During this “Integrated Day of Launch,” flight controllers in Houston and Florida monitored data as the spacecraft and its United Launch Alliance rocket practiced fueling as if the booster were about to launch. During this test, the Atlas V rocket was loaded with propellants, and the countdown was taken to the final second at Cape Canaveral Air Force Station.
Boeing and United Launch Alliance said this wet dress rehearsal was successful and that they remain on track for a December 20 launch. This Starliner uncrewed mission is a precursor to a flight with astronauts that will follow several months later.
NASA’s partners on the International Space Station, the Russian space corporation, were apparently watching the proceedings. The Roscosmos-linked Twitter account of a robot sent to the space station earlier this year, Fedor, shared an image of the Atlas V rocket and noted the vehicle is powered by an RD-180 engine, manufactured in Russia. “And here is the hand of Moscow,” the Fedor account tweeted.
Then the Roscosmos-owned Glavkosmos, which promotes the sale of Russian launches and space hardware around the world, shared the tweet and added its own comment:
— GLAVKOSMOS (@glavkosmosJSC) December 6, 2019
This colorful bit of trolling shows a Russian bear peeking out from behind the bushes to remind Americans that the Starliner spacecraft will reach orbit under the power of a Russian rocket engine.
It’s an interesting gambit by the Russians, who stand to lose several hundred million dollars a year—a significant amount of money for the country’s space program—when Starliner and SpaceX’s Dragon spacecraft finally begin ferrying passengers to the International Space Station.

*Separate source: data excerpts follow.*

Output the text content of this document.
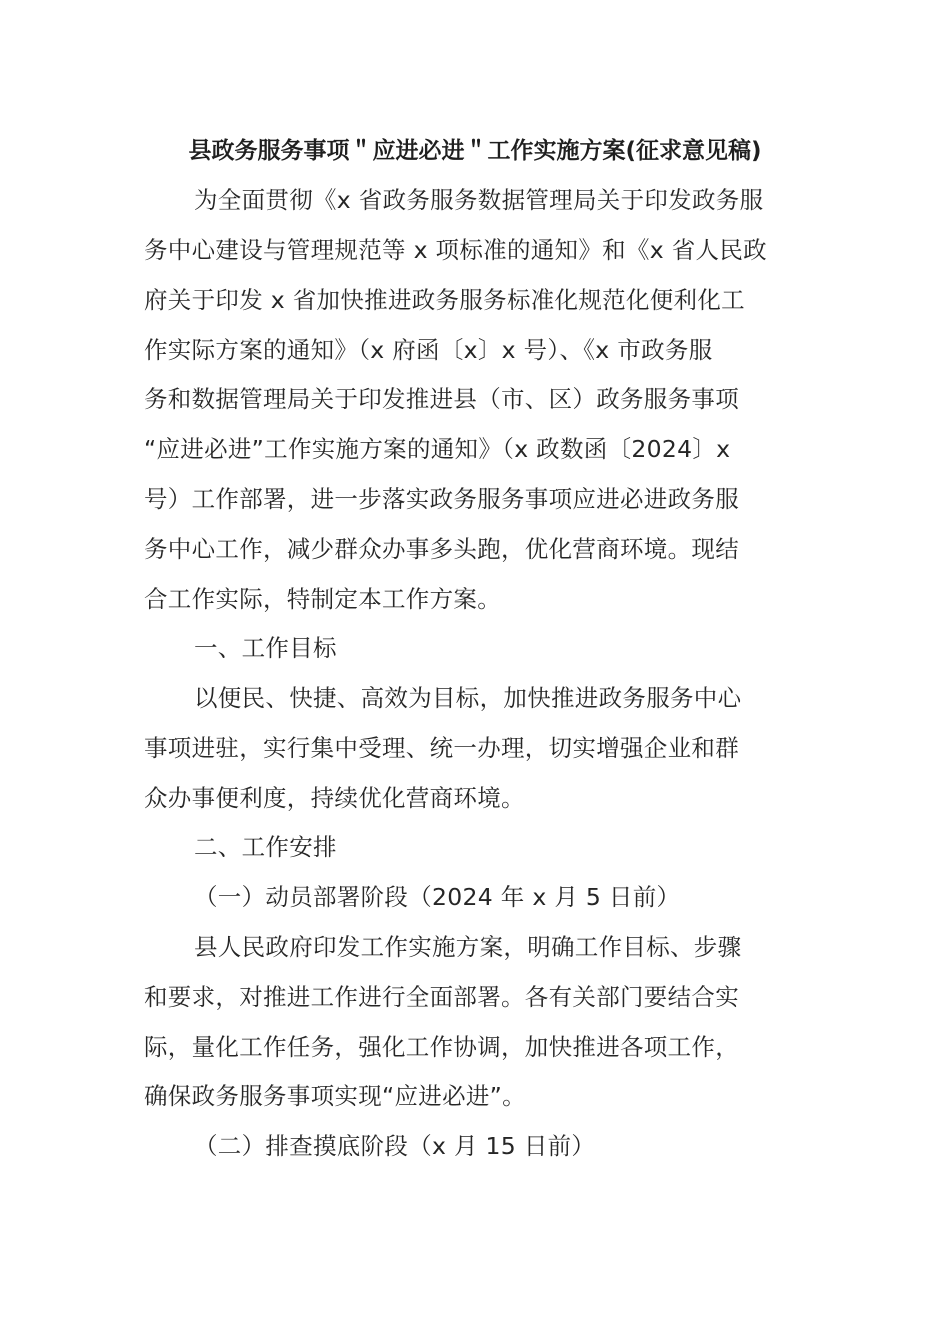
县政务服务事项＂应进必进＂工作实施方案(征求意见稿)
为全面贯彻《x 省政务服务数据管理局关于印发政务服
务中心建设与管理规范等 x 项标准的通知》和《x 省人民政
府关于印发 x 省加快推进政务服务标准化规范化便利化工
作实际方案的通知》（x 府函〔x〕x 号）、《x 市政务服
务和数据管理局关于印发推进县（市、区）政务服务事项
“应进必进”工作实施方案的通知》（x 政数函〔2024〕x
号）工作部署，进一步落实政务服务事项应进必进政务服
务中心工作，减少群众办事多头跑，优化营商环境。现结
合工作实际，特制定本工作方案。
一、工作目标
以便民、快捷、高效为目标，加快推进政务服务中心
事项进驻，实行集中受理、统一办理，切实增强企业和群
众办事便利度，持续优化营商环境。
二、工作安排
（一）动员部署阶段（2024 年 x 月 5 日前）
县人民政府印发工作实施方案，明确工作目标、步骤
和要求，对推进工作进行全面部署。各有关部门要结合实
际，量化工作任务，强化工作协调，加快推进各项工作，
确保政务服务事项实现“应进必进”。
（二）排查摸底阶段（x 月 15 日前）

This should happen some time in 2020 and will end NASA’s reliance on purchasing Soyuz seats to get its astronauts into orbit.
Russia could not adopt the same trolling tactic when SpaceX launched its uncrewed test flight of the Dragon spacecraft earlier this year. That vehicle and its Falcon 9 launcher are designed and manufactured almost entirely in the United States.
Instead, the Russian space agency sniped about Dragon’s potential threat to the station and complained about an unusual smell on the station after “a high concentration” of isopropyl alcohol was found to be circulating in the air on board the International Space Station following Dragon’s arrival. This was mostly nonsense, US officials said.